Le coup d’État contre le président bolivien Evo Morales a suscité le genre d’angoisse que les grandes défaites des luttes révolutionnaires évoquent : la chute d’Allende, la mort du Che au combat, la défaite de la guerre civile espagnole. « La critique n’est pas une passion de la tête, c’est une tête de passion », a déclaré Marx. Nous n’avons pas à mettre de côté les sentiments qui nous enveloppent aujourd’hui, nous devons les mobiliser à des fins positives.

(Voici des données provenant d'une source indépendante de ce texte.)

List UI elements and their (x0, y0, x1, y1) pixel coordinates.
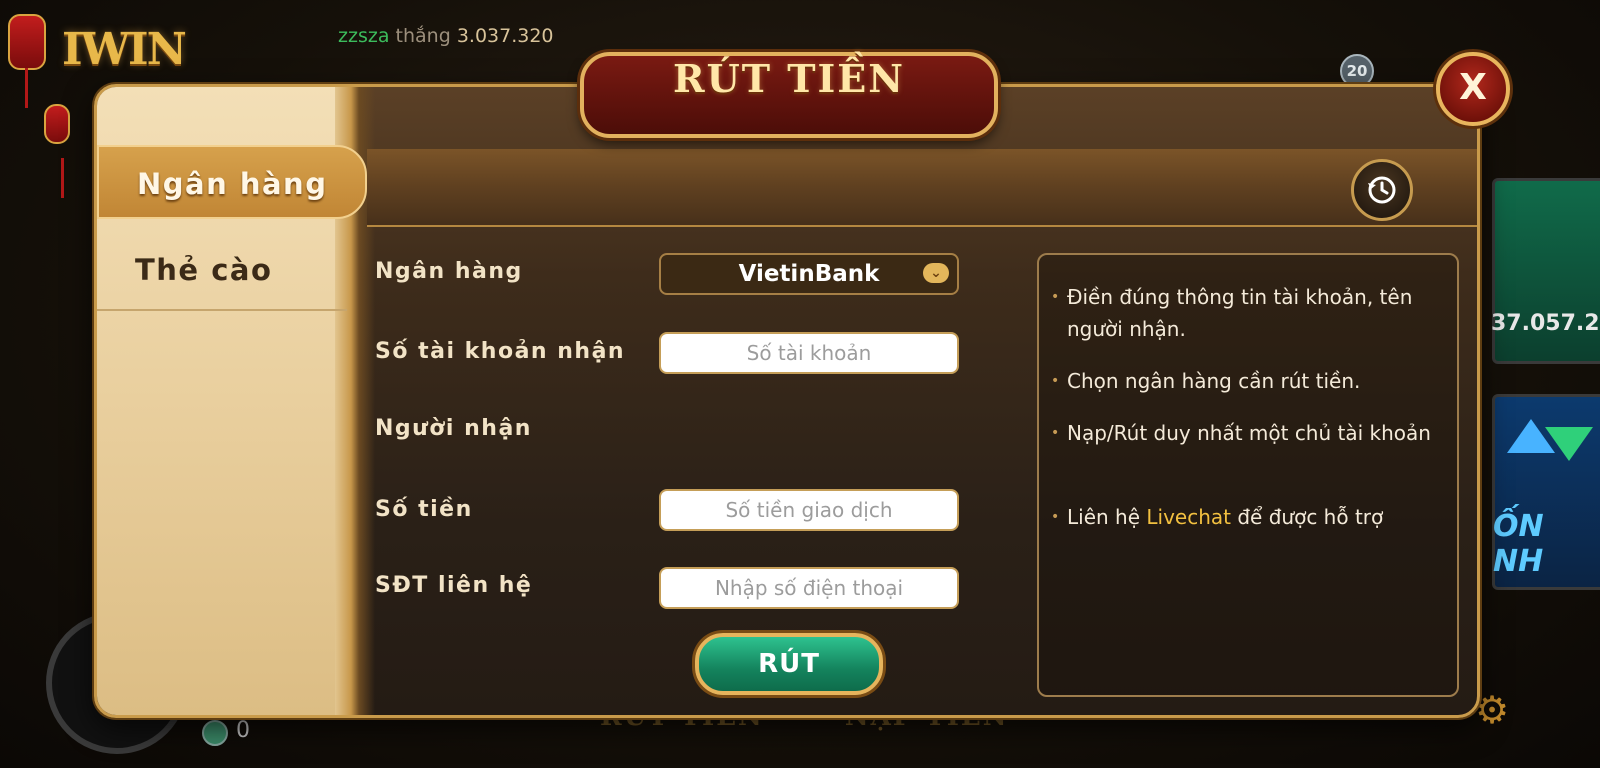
game-card-pho[interactable]: 37.057.20 (1491, 178, 1600, 364)
bank-select-value: VietinBank (738, 261, 880, 287)
withdraw-dialog: Ngân hàng Thẻ cào Ngân hàng VietinBank ⌄… (94, 84, 1480, 718)
note-text: Liên hệ (1067, 505, 1141, 529)
coin-count: 0 (236, 718, 250, 743)
coin-icon (202, 720, 228, 746)
level-badge: 20 (1340, 54, 1374, 88)
game-card-updown[interactable]: ỐN NH (1492, 394, 1600, 590)
note-text: để được hỗ trợ (1237, 505, 1384, 529)
note-item: Điền đúng thông tin tài khoản, tên người… (1051, 281, 1447, 345)
note-item: Chọn ngân hàng cần rút tiền. (1051, 365, 1447, 397)
note-item: Liên hệ Livechat để được hỗ trợ (1051, 501, 1447, 533)
amount-input[interactable] (659, 489, 959, 531)
jackpot-amount: 37.057.20 (1491, 311, 1600, 336)
withdraw-submit-button[interactable]: RÚT (695, 633, 883, 695)
ticker-action: thắng (395, 25, 451, 47)
bank-select[interactable]: VietinBank ⌄ (659, 253, 959, 295)
sidebar-divider (97, 309, 347, 311)
account-number-input[interactable] (659, 332, 959, 374)
history-button[interactable] (1351, 159, 1413, 221)
ticker-user: zzsza (338, 25, 390, 47)
game-card-label: ỐN NH (1493, 509, 1544, 579)
bank-label: Ngân hàng (375, 259, 523, 284)
phone-label: SĐT liên hệ (375, 573, 533, 598)
amount-label: Số tiền (375, 497, 473, 522)
dialog-title-banner: RÚT TIỀN (580, 52, 998, 138)
sidebar-item-card[interactable]: Thẻ cào (97, 233, 367, 307)
history-icon (1368, 176, 1396, 204)
ticker-amount: 3.037.320 (456, 25, 554, 47)
gear-icon[interactable]: ⚙ (1475, 688, 1509, 732)
arrow-down-icon (1545, 427, 1593, 461)
receiver-label: Người nhận (375, 416, 532, 441)
game-logo: IWIN (62, 24, 187, 75)
notes-box: Điền đúng thông tin tài khoản, tên người… (1037, 253, 1459, 697)
close-button[interactable]: X (1436, 52, 1510, 126)
win-ticker: zzsza thắng 3.037.320 (338, 25, 554, 47)
phone-input[interactable] (659, 567, 959, 609)
lantern-decoration (44, 104, 70, 198)
sidebar-item-bank[interactable]: Ngân hàng (97, 145, 367, 219)
livechat-link[interactable]: Livechat (1146, 505, 1231, 529)
dialog-topbar (367, 149, 1477, 227)
account-label: Số tài khoản nhận (375, 339, 626, 364)
lantern-decoration (8, 14, 46, 108)
dialog-title: RÚT TIỀN (673, 56, 905, 101)
note-item: Nạp/Rút duy nhất một chủ tài khoản (1051, 417, 1447, 449)
chevron-down-icon: ⌄ (923, 263, 949, 283)
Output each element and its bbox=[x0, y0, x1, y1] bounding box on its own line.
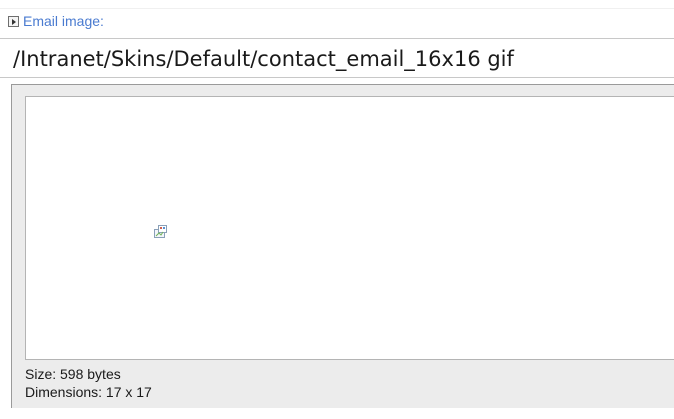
image-path-value: /Intranet/Skins/Default/contact_email_16… bbox=[13, 47, 514, 71]
broken-image-icon bbox=[154, 225, 167, 238]
expand-arrow-icon[interactable] bbox=[8, 15, 19, 27]
image-size-text: Size: 598 bytes bbox=[25, 366, 121, 382]
image-preview-frame: Size: 598 bytes Dimensions: 17 x 17 bbox=[11, 84, 674, 408]
image-field-panel: Email image: /Intranet/Skins/Default/con… bbox=[0, 0, 674, 419]
top-divider bbox=[0, 8, 674, 9]
image-dimensions-text: Dimensions: 17 x 17 bbox=[25, 384, 152, 400]
field-header[interactable]: Email image: bbox=[8, 11, 104, 31]
image-preview-area bbox=[25, 96, 674, 360]
image-info: Size: 598 bytes Dimensions: 17 x 17 bbox=[25, 365, 152, 401]
image-path-field[interactable]: /Intranet/Skins/Default/contact_email_16… bbox=[0, 38, 674, 78]
field-label[interactable]: Email image: bbox=[23, 11, 104, 31]
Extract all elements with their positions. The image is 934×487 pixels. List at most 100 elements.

Nous ne connaissons toujours pas l’ampleur des événements qui se déroulent en Bolivie, si la révolution peut éviter d’être abattue, si elle peut échapper à de nombreux morts au sein des mouvements sociaux, les peuples autochtones et la base sociale du parti politique de Morales, le Movimiento Al Socialismo (MAS). Les défenses sociales d’Evo sont puissantes et les classes dirigeantes savent qu’elles vont devoir les démolir pour pouvoir avancer dans leurs projets. Les dernières nouvelles sont inquiétantes - maisons en flammes, persécutions, arrestations.
D’autres chocs importants nous attendent et le résultat n’est pas écrit. El Alto - une ville d’un million d’individus à majorité autochtone proche de la capitale, La Paz - a une tradition insurrectionnelle héroïque qui a fait tomber plusieurs gouvernements dans le passé. Il incarne les traditions de lutte dans lesquelles Evo lui-même a été formé.
Je suis intéressé de voir quel genre de polarisation se développe parmi les militants de gauche face à ces faits. Les positions de la gauche sont regroupées en deux grands pôles. Certains sont incapables de se positionner correctement dans la lutte contre le coup d’État parce qu’ils s’en tiennent à des avertissements ou à des slogans qui sont déjà dépassés. Par exemple, le Parti pour le socialisme (PTS) argentin a publié il y a quelques semaines un article intitulé : « Ni avec Evo, ni avec Mesa (les forces de droite). Pour une solution politique indépendante ! » Alors même que les préparatifs du coup d’État étaient en cours et que le gouvernement devait être défendu. D’autres défendent Evo et renoncent à leur « droit de critiquer » un gouvernement qui vient d’être renversé sans lutte, même s’il a remporté près de la moitié des voix lors des dernières élections. Il est tombé comme un château de cartes, annulant ce qui semblait être le processus progressif le plus stable de la région. Evo a vaincu sans se battre et cet élément fait partie de notre angoisse et devrait faire partie de notre bilan.
Nous luttons pour gagner, et pour gagner, nous devons tirer les leçons appropriées de nos expériences. Ce que Evo a fait hier, il faut le dire, est analogue aux actions entreprises par Juan Perón en 1955 face à un coup d’État ou à celles de Salvador Allende en 1973 (et à l’inverse de ce que Chavez a fait en 2002). Évidemment, ces démissions et ces retraites, comme celle d’Evo, n’ont pas empêché la moindre effusion de sang ; au contraire, elles ont laissé les organisations et mouvements sociaux et politiques ainsi que les classes populaires à la merci de violences réactionnaires. Les exécutions de 1955 et le génocide de Pinochet témoignent avec éloquence de cette réalité. Les contre-révolutions produisent la violence, pas les révolutions. Il n’y a pas de comparaison entre leurs coûts sociaux et humains.
La démission d’Evo (et de son vice-président Garcia Linera) reposait sur la conviction qu’il n’y avait pas d’autre alternative. Mais si tel était le cas, c’est le résultat d’une politique naïve qui n’était pas préparée à une épreuve de force avec le genre de réaction autoritaire que chaque processus progressif provoque de la part des classes dirigeantes. C’est la naïveté de la « conciliation de classe ». Les leçons de l’histoire dans ce domaine sont incontestables. L’exemple d’Allende reste trop proche de nous pour que nous puissions jouer avec le feu de cette façon.
Espérons qu’il n’est pas trop tard pour éviter une défaite historique et la liquidation de l’une des expériences les plus remarquables vécues par les peuples d’Amérique latine au cours des dernières décennies.
Martín Mosquera
11 novembre 2019, Initialement posté sur FB. Traduit en angalis par No Borders News avec la permission de l’auteur. Martín Mosquera est membre de Democracía Socialista, groupe sympathisant de la IVe Internationale en Argentine.